Brazil Government to Fight Court Decision on Lula in Appealby
Attorney General's office is defining the best appeal strategy
Local paper reports government will announce stimulus package
Brazil’s government will appeal the decision by a Supreme Court justice late Friday that prevents former President Luiz Inacio Lula da Silva from assuming the ministerial chief of staff position.
The Attorney General’s office is defining the best strategy to proceed with its appeal at Brazil’s highest court, according to its press office. Meanwhile, the government will also announce a stimulus package on Monday that aims to inject 15 billion reais ($4 billion) into the economy in the second half of 2016, newspaper Folha de S. Paulo reported, without saying how it got the information.

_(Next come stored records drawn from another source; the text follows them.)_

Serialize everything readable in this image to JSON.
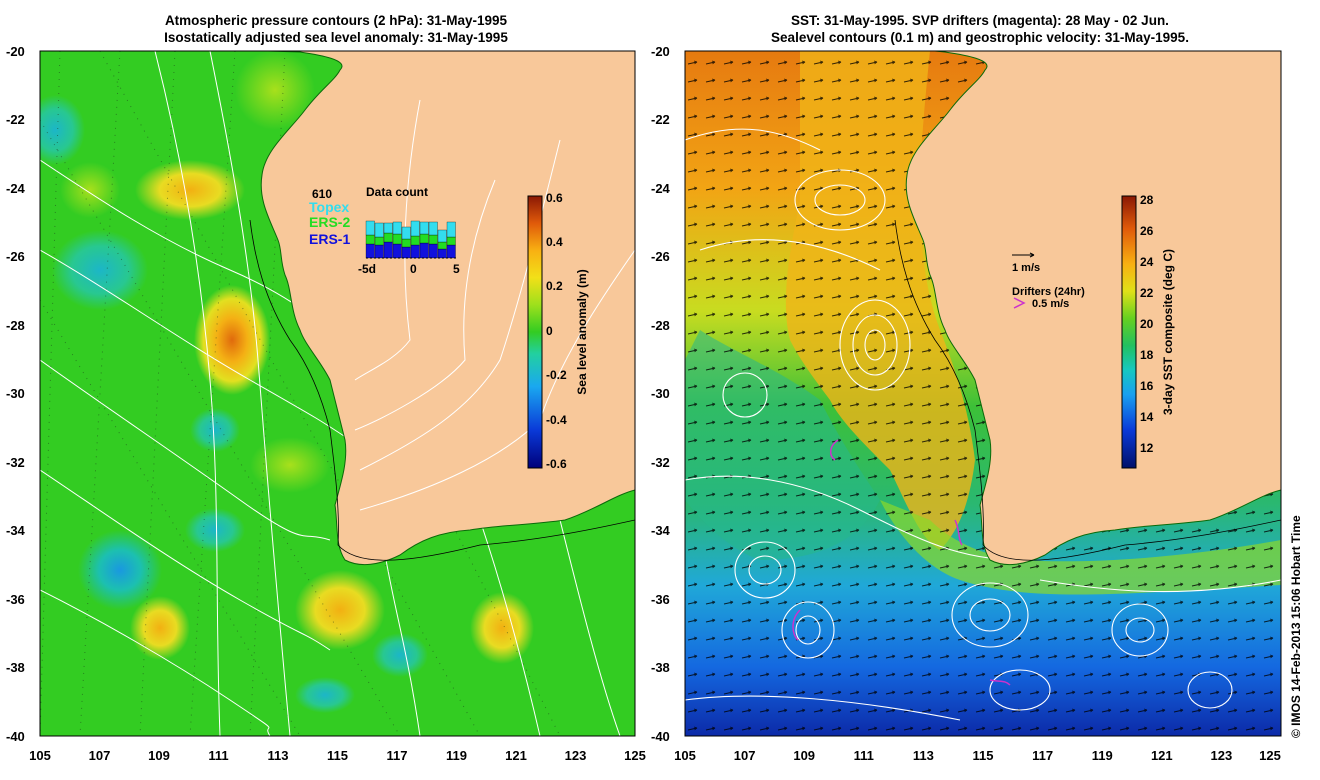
{
  "left": {
    "title_line1": "Atmospheric pressure contours (2 hPa): 31-May-1995",
    "title_line2": "Isostatically adjusted sea level anomaly: 31-May-1995",
    "colorbar": {
      "label": "Sea level anomaly (m)",
      "ticks": [
        "0.6",
        "0.4",
        "0.2",
        "0",
        "-0.2",
        "-0.4",
        "-0.6"
      ],
      "range": [
        -0.6,
        0.6
      ]
    },
    "inset": {
      "title": "Data count",
      "count": "610",
      "legend": [
        {
          "name": "Topex",
          "color": "#33ddee"
        },
        {
          "name": "ERS-2",
          "color": "#22dd22"
        },
        {
          "name": "ERS-1",
          "color": "#1111dd"
        }
      ],
      "xticks": [
        "-5d",
        "0",
        "5"
      ]
    }
  },
  "right": {
    "title_line1": "SST: 31-May-1995. SVP drifters (magenta): 28 May - 02 Jun.",
    "title_line2": "Sealevel contours (0.1 m) and geostrophic velocity: 31-May-1995.",
    "colorbar": {
      "label": "3-day SST composite (deg C)",
      "ticks": [
        "28",
        "26",
        "24",
        "22",
        "20",
        "18",
        "16",
        "14",
        "12"
      ],
      "range": [
        11,
        28.5
      ]
    },
    "legend": {
      "velocity_label": "1 m/s",
      "drifter_title": "Drifters (24hr)",
      "drifter_label": "0.5 m/s"
    }
  },
  "axes": {
    "yticks": [
      "-20",
      "-22",
      "-24",
      "-26",
      "-28",
      "-30",
      "-32",
      "-34",
      "-36",
      "-38",
      "-40"
    ],
    "xticks": [
      "105",
      "107",
      "109",
      "111",
      "113",
      "115",
      "117",
      "119",
      "121",
      "123",
      "125"
    ],
    "lat_range": [
      -40,
      -20
    ],
    "lon_range": [
      105,
      125
    ]
  },
  "credit": "© IMOS 14-Feb-2013 15:06 Hobart Time",
  "colors": {
    "land": "#f8c89a",
    "ocean_green": "#33cc22",
    "coast_fill": "#1fa51f",
    "contour": "#ffffff"
  }
}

Pressure is mounting for President Dilma Rousseff’s impeachment, with millions turning out nationwide in the past week to call for her removal as the Lower House formed a committee to hear the case on whether to oust her. The Brazilian bar association also voted to back the move and popular support for impeachment, as measured by polling company Datafolha rose to 68 percent, up from 60 percent in February.
Among those surveyed by the Datafolha poll, 69 percent rated the government bad or terrible. The poll of 2,794 people was conducted March 17-18, and has a margin of error of plus or minus two percentage points.
Former president Fernando Henrique Cardoso has come to support impeachment citing the government’s inability to function, according to an interview published Saturday by newspaper Estado de S. Paulo. Legitimacy of impeachment comes not from Congress today, but rather from street demonstrations, he said.
Supreme Court Justice Gilmar Mendes issued an injunction on Friday night suspending Lula’s appointment and returning a probe of the former president to federal Judge Sergio Moro, saying Lula’s appointment appeared to be an attempt by Rousseff to shield him.
Mendes’s ruling can be overturned by a session of the full Supreme Court, which is the only judicial branch that can probe, indict or imprison presidents or cabinet members.
The Attorney General’s office on Saturday also submitted a request Supreme Court justice Teori Zavascki that all injunctions preventing Lula from assuming the chief of staff position be suspended until the Supreme Court rules on the case, according to its press office.
Brazilian magazine Veja published an interview with Senator Delcidio do Amaral on Saturday, who had been the government’s Senate leader until he was arrested last year and signed a plea bargain while in custody. Do Amaral claimed that Lula negotiated directly with coalition parties for director positions at state-run oil giant Petroleo Brasileiro SA, and knew parties used the positions to finance political campaigns.
The Lula Institute’s spokesperson, Jose Chrispiano, declined to comment on the declarations.
Of those polled by Datafolha, 68 percent said Lula accepted the position as Rousseff’s chief of staff to gain privileged legal status amid the corruption probe. Seven percent said it was for that reason, and also to help strengthen the Rousseff administration.
Government critics weren’t the only ones overtaking Brazil’s streets this week. Hundreds of thousands of supporters turned out Friday to defend Rousseff and denounce a process many of them say amounts to a coup. The largest demonstration took place in Sao Paulo, where Lula himself joined the rally and told cheering crowds that “Rousseff is suffering a coup attempt.”
Politics overshadowing the nation are drawing attention away from measures required to shore up government accounts, regenerate confidence and help pull the economy from what’s shaping up to be its worst recession on record.
“Improvement in the political situation will also help the economic recovery,” Finance Minister Nelson Barbosa said Friday. “Today the political uncertainty delays the economic recovery.”
Barbosa has already sought to boost economic growth this year by freeing up 83 billion reais in additional lending by state institutions. Brazil’s economy is expected to contract 3.5 percent this year, according to economists surveyed by Bloomberg, following a 3.8 percent dive in 2015. That would be the first time since 1901 that Brazil has had back-to-back recessions deeper than 3 percent, according to data from the government’s economic research institute, known as IPEA.
The press office of Brazil’s Finance Ministry didn’t immediately return calls or e-mails on Saturday.